Office leases gobble up empty space in Richardsons Telecom Corridor

By Steve Brown | Real Estate Editor
The Dallas Morning News 

 
Richardson’s Telecom Corridor celebrates its 20th birthday this year.
 

The name for the business district along North Central Expressway and State Highway 190 was coined by city boosters who were on a roll in the 1980s in attracting telecommunications and tech firms to the area.

 

But recently, the biggest office leases signed in the area have come from insurance, finance, industrial and health care firms.

 

Last month, insurance giant State Farm leased an entire empty building — about 300,000 square feet — just east of North Central Expressway on Galatyn Parkway. The building originally housed operations of bankrupt communications firm Nortel.

 

Besides being one of the biggest office leases in North Texas this year, the State Farm lease filled one of the largest vacant office buildings in the Telecom Corridor.

 

“When it comes to the better buildings in that market, there is no longer as much space available,” said Steve Modory, a principal with Champion Partners, the owner of the Richardson building that State Farm leased.

 

In 2010, Champion and its investment partners bought the building and another office tower at 2600 N. Central. Both were vacant and purchased from lenders that had foreclosed on them.

 

For most of last year, Champion worked hard to attract interest in the properties. But starting in late 2011 and early 2012, the market changed.

 

In January, Champion leased 82,500 square feet of office space in its Tower 2600 for the headquarters of industrial recycling firm Safety-Kleen Systems Inc.

 

“Since then, they have expanded their offices and have signed two more leases,” Modory said. “We have 10 to 12 real prospects we are working on for the rest of the space.”

 

About half of that building is left to rent.

 

“I’ve never been more encouraged with the level of activity in the Telecom Corridor,” Modory said.

 

Bouncing back

Developer KDC owns another major block of empty office space in the Telecom Corridor. It took over the former Fossil Inc. office space when the fashion accessories firm moved to new digs at North Central and Spring Valley.

 

KDC has more than 330,000 square feet of former Fossil space to lease in two buildings.

 

“It’s affordable office space and a nice location with lots of parking,” said KDC senior vice president John Brownlee. “The velocity has really picked up in the Telecom Corridor.

 

“That market gets pounded every now and then. But when it picks up, it bounces back quickly,” Brownlee said.

 

During the first half of 2012, net office leasing in the Telecom Corridor was among the strongest of all Dallas-area business districts, according to Cushman & Wakefield of Texas.
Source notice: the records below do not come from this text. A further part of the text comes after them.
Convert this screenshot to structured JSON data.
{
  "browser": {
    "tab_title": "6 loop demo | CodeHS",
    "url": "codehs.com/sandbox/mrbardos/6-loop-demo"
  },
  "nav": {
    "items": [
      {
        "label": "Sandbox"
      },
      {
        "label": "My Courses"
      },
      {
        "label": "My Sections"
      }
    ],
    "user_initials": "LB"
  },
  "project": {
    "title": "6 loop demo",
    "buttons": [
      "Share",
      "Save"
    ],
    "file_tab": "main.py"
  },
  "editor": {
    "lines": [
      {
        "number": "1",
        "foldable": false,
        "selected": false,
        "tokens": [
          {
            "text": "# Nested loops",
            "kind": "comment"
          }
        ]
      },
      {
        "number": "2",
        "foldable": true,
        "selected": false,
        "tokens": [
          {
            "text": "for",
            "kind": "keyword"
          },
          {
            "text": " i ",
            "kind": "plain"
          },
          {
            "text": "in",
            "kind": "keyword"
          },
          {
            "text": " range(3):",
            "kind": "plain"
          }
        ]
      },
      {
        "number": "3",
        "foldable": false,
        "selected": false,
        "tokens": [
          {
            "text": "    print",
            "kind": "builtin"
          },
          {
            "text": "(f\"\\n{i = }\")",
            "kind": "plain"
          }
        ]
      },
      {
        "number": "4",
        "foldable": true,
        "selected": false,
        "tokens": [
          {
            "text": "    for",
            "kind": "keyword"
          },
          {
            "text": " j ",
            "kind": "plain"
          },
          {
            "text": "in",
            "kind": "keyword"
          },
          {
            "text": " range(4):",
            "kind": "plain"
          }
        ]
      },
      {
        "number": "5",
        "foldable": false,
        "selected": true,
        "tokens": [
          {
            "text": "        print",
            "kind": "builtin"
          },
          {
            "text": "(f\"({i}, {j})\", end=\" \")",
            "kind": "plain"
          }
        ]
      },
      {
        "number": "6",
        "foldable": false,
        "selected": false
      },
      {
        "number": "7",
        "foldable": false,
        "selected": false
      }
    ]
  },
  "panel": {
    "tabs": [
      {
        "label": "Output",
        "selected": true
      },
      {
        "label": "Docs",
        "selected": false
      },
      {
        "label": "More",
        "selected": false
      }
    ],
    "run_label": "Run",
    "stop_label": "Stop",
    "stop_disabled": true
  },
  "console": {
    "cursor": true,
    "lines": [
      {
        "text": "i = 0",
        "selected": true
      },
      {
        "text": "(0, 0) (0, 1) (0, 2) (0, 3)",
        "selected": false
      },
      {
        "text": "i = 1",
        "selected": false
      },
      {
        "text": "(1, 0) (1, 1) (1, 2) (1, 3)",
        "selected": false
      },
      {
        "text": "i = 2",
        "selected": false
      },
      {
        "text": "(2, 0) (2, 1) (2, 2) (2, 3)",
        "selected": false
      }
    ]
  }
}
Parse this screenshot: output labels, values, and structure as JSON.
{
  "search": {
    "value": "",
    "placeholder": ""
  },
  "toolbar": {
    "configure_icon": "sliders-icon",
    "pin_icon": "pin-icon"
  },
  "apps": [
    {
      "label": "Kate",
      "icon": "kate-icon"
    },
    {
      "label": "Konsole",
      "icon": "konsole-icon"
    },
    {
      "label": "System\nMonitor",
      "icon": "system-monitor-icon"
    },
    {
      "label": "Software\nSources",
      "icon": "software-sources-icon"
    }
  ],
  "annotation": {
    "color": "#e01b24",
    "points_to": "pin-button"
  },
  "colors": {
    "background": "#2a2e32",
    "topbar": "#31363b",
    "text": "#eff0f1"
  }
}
Total vacancy in the area fell more than 1 percentage point from mid-2011.

 

Not just telecom

“It’s starting to remind me of the good old days,” said John Jacobs, senior vice president of the Richardson Economic Development Partnership. “Companies that have been doing more with less for a number of years are now at the breaking point and have to lease space.

 

“And it’s not just the big leases like State Farm, but smaller stuff, too,” he said.

 

After tech firms, the Telecom Corridor is now home to more financial services, insurance and banking companies, Jacobs said.

 

The Richardson Chamber of Commerce trademarked the term Telecom Corridor in 1992, when demand for office and industrial space in the area boomed from telecommunications, dot-com and tech companies.

 

“Literally the world beat a path to Richardson,” Jacobs said. “It was a classic business cluster that built up around telecom.”

 

It all turned around starting in 2001, when the telecom industry went through a painful downsizing. At the peak, more than 90,000 telecom workers were in the area.

 

Now about 25,000 telecom workers, about a quarter of total employment, are in the district.

 

“It’s morphed in the last decade, but telecom is still prominent,” Jacobs said.

 

Chuck Sellers of Peloton Commercial Real Estate said the number of tenants in the market for office space in Richardson has ramped up since the start of 2012.

 

“We are seeing quite a bit of insurance companies and financial service firms looking in the area,” Sellers said. “And there are a lot of technology companies considering Richardson that don’t have anything to do with the telecommunications business.

 

“Typically summer is slow in our business, but not this year at all.”